One more paper to go.
Maybe part of why 69 Love Songs works so well, despite what one could easily take to be insincerity, or gaps in its seemingly exhaustive catalog of love and love songs, is that when the songs you like hit you, and when you recognize its relative albeit limited voluminousness, the illusion of its capturing (mirroring, complementing, glossing, idealizing, pick your favorite) love is effectively maintained.
I can't tell if the opening notes to "Sad-Eyed Lady of the Lowlands" just sound like the song's going to go on forever, or if it's my knowledge of the song being transferred onto what I hear.
It seems I can never escape this question, "is it intrinsic or due to my past experiences?" And I think that's the way it ought to be.
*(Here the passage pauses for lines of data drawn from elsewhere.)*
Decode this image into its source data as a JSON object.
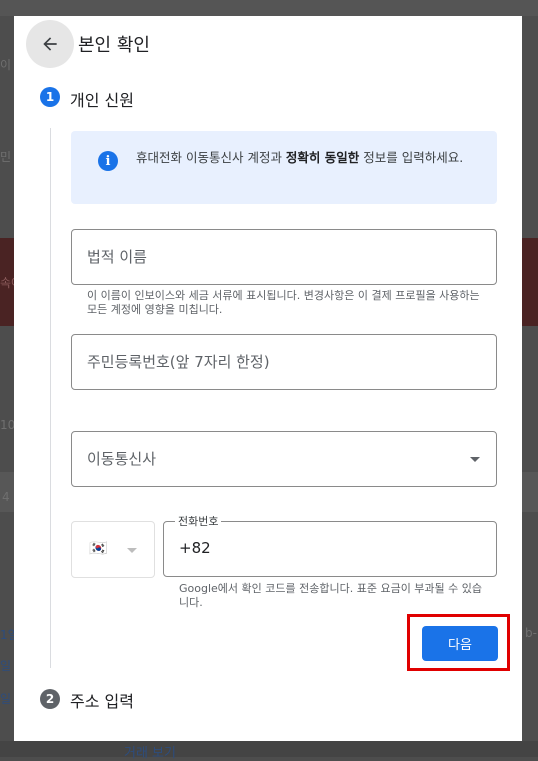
{
  "dialog": {
    "title": "본인 확인",
    "steps": [
      {
        "number": "1",
        "label": "개인 신원"
      },
      {
        "number": "2",
        "label": "주소 입력"
      }
    ],
    "info": {
      "text_before": "휴대전화 이동통신사 계정과 ",
      "text_bold": "정확히 동일한",
      "text_after": " 정보를 입력하세요."
    },
    "legal_name": {
      "placeholder": "법적 이름",
      "hint": "이 이름이 인보이스와 세금 서류에 표시됩니다. 변경사항은 이 결제 프로필을 사용하는 모든 계정에 영향을 미칩니다."
    },
    "resident_number": {
      "placeholder": "주민등록번호(앞 7자리 한정)"
    },
    "carrier": {
      "placeholder": "이동통신사"
    },
    "phone": {
      "label": "전화번호",
      "value": "+82",
      "country_flag": "🇰🇷",
      "hint": "Google에서 확인 코드를 전송합니다. 표준 요금이 부과될 수 있습니다."
    },
    "next_button": "다음"
  },
  "background": {
    "fragments": [
      "이",
      "민",
      "속어",
      "10",
      "4",
      "1일",
      "일",
      "일",
      "b-",
      "거래 보기"
    ]
  },
  "colors": {
    "accent": "#1a73e8",
    "info_bg": "#e8f0fe",
    "step_done": "#1a73e8",
    "step_pending": "#5f6368",
    "highlight": "#e00000"
  }
}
Hmph... Ally should at least have a shot with the Dismemberment Plan, that 80sest of 90s indie darlings, not just because of their spiritual kinship with pop and post-punk but because I sent her a copy of Emergency & I! Oh well.
Even at the noisiest, most freaked-out parts of Interstellar Space Revisited, it sounds like they have a plan: things are directed, somehow. That sets it audibly apart from say a Sonic Youth noise freakout, or something (which I suspect many might be tempted to compare it to).
I'd like to say, uh, A Love Supreme? Hymns and spirituals? But I don't think they're quite what Sterling has in mind.
Megamix of the moment (i.e. the five CDs shuffling in Josh's CD player):
Magnetic Fields, 69 Love Songs, Vol. 3. Mobb Deep, Infamy. Bob Dylan, Blonde on Blonde. Beta Band, Hot Shots II. Nels Cline and Gregg Bendian, Interstellar Space Revisited.
So far all the discs have a strange way of taking over the changer, or at least taking over what I want it to do. The Cline/Bendian is most successful at this just because its songs are so much longer, but even the short songs on the Magnetic Fields disc do something similar because of their concentrated potency (and tendency to come up more frequently in the rotation because of the large number of short songs on the disc).
Most out-of-place: Dylan. Far more than the Magnetic Fields, interestingly enough, which seem to fit well with the others despite the obvious contrasts.